Opinion
January 18, 2001.
Judgment, Supreme Court, Bronx County (Gerald Sheindlin, J.), rendered June 30, 1998, convicting defendant, after a nonjury trial, of murder in the second degree, tampering with physical evidence, possession of a stolen vehicle in violation of Vehicle and Traffic Law § 426, and two counts of criminal possession of a weapon in the fourth degree, and sentencing him, as a second felony offender, to an aggregate term of 15 years to life, unanimously affirmed.
Rafael Curbelo for respondent.
Laurence J. Sass for defendant-appellant.
Before: Rosenberger, J.P., Tom, Mazzarelli, Ellerin, Wallach, JJ.

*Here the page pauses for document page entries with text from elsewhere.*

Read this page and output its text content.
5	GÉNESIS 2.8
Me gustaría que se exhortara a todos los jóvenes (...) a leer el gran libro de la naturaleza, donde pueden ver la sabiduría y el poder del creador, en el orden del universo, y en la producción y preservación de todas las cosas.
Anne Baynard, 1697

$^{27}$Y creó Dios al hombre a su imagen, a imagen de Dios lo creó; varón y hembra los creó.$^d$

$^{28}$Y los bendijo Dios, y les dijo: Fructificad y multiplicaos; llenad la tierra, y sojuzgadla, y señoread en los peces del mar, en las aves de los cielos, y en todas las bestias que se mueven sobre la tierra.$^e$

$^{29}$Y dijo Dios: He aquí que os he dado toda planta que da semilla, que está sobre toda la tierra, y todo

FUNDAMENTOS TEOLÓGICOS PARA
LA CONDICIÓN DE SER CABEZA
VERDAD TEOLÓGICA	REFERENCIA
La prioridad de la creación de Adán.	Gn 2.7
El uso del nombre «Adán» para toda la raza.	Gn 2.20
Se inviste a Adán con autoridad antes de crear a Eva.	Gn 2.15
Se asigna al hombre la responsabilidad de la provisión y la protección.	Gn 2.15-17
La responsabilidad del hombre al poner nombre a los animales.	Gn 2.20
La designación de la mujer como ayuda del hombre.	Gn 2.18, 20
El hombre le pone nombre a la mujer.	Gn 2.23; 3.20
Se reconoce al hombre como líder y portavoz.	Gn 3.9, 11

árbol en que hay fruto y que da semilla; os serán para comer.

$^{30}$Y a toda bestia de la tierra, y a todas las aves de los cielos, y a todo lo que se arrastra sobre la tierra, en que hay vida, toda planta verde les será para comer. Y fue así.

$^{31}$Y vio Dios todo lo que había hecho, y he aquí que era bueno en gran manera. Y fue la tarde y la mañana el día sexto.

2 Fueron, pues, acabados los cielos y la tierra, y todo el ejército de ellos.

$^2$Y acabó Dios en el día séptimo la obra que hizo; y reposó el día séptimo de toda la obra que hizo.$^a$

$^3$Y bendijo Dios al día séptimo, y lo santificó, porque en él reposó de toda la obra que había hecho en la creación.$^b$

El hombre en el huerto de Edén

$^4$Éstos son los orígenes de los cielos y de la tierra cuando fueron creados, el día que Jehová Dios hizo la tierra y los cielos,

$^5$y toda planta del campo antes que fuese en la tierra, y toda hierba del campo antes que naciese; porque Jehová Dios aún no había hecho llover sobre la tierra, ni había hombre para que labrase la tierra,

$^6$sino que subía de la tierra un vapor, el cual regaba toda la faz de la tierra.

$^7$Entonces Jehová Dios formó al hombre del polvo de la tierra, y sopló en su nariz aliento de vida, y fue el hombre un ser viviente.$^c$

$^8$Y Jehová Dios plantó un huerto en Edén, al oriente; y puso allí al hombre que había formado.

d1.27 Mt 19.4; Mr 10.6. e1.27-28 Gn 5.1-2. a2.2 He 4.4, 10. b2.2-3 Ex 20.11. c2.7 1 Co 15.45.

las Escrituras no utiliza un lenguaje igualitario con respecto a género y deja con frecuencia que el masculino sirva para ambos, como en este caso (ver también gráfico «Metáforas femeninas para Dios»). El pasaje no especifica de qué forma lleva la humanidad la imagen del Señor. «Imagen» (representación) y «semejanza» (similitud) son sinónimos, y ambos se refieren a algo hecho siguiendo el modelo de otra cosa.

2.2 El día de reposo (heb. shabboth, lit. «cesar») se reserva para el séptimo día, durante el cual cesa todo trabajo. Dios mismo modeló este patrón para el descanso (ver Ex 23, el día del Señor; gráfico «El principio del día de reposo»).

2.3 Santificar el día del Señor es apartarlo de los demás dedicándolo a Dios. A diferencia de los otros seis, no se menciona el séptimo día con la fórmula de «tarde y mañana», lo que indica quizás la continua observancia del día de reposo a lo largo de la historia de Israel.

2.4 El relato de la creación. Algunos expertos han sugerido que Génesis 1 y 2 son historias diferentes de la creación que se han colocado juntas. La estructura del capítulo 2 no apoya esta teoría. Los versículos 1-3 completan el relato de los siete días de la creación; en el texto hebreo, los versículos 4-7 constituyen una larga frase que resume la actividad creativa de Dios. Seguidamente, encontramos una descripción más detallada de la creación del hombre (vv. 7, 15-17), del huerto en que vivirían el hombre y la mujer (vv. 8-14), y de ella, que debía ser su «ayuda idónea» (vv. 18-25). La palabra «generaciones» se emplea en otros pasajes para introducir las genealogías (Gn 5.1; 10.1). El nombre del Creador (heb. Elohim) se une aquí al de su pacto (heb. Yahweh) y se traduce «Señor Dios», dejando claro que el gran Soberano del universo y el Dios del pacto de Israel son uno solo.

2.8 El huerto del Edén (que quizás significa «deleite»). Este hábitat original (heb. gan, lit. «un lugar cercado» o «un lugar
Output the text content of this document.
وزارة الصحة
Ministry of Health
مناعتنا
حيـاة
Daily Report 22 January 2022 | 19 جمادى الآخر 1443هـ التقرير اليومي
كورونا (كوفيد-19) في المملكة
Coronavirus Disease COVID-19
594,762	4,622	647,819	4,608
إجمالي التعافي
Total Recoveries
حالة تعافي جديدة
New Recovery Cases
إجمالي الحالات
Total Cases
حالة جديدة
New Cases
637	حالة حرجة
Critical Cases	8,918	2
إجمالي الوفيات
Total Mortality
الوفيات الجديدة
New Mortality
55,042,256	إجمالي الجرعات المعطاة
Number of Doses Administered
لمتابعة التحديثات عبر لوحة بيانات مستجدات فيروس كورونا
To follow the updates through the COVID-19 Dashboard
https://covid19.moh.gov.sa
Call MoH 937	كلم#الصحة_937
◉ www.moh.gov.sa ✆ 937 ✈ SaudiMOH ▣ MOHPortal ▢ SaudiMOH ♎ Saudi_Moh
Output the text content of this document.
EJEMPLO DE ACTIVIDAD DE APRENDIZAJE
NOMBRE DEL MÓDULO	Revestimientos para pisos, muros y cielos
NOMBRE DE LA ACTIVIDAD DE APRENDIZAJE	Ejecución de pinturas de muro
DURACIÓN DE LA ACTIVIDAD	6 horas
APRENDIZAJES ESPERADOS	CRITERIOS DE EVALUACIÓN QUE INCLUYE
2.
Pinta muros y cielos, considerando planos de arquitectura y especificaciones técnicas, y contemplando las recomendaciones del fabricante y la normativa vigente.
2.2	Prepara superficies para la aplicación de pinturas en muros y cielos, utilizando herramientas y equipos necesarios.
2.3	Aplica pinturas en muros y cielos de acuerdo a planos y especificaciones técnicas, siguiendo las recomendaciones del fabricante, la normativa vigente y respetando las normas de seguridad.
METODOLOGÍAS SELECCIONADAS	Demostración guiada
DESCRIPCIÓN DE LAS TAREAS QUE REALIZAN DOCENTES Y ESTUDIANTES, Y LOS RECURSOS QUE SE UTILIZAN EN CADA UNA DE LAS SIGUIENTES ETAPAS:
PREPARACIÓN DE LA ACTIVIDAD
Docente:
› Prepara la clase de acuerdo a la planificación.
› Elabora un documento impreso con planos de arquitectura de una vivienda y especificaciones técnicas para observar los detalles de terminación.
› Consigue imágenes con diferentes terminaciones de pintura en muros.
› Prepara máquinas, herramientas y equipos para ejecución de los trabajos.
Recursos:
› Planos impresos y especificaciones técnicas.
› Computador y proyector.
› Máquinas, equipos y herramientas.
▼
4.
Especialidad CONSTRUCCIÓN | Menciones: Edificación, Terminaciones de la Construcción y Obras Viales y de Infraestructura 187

Defendant's suppression motion was properly denied. Even were we to assume arguendo that the oral statement made to the detectives should have been suppressed, there was a definite and pronounced break between the oral statement and the subsequent written and videotaped statements. The substantial intervening period of time and readministration of newMiranda warnings attenuated any possible taint from the allegedly inadmissible first statement (see, People v. Chapple, 38 N.Y.2d 112, 115).
The verdict was based on legally sufficient evidence and was not against the weight of the evidence. There is no basis upon which to disturb the court's determinations concerning credibility.
THIS CONSTITUTES THE DECISION AND ORDER OF SUPREME COURT, APPELLATE DIVISION, FIRST DEPARTMENT.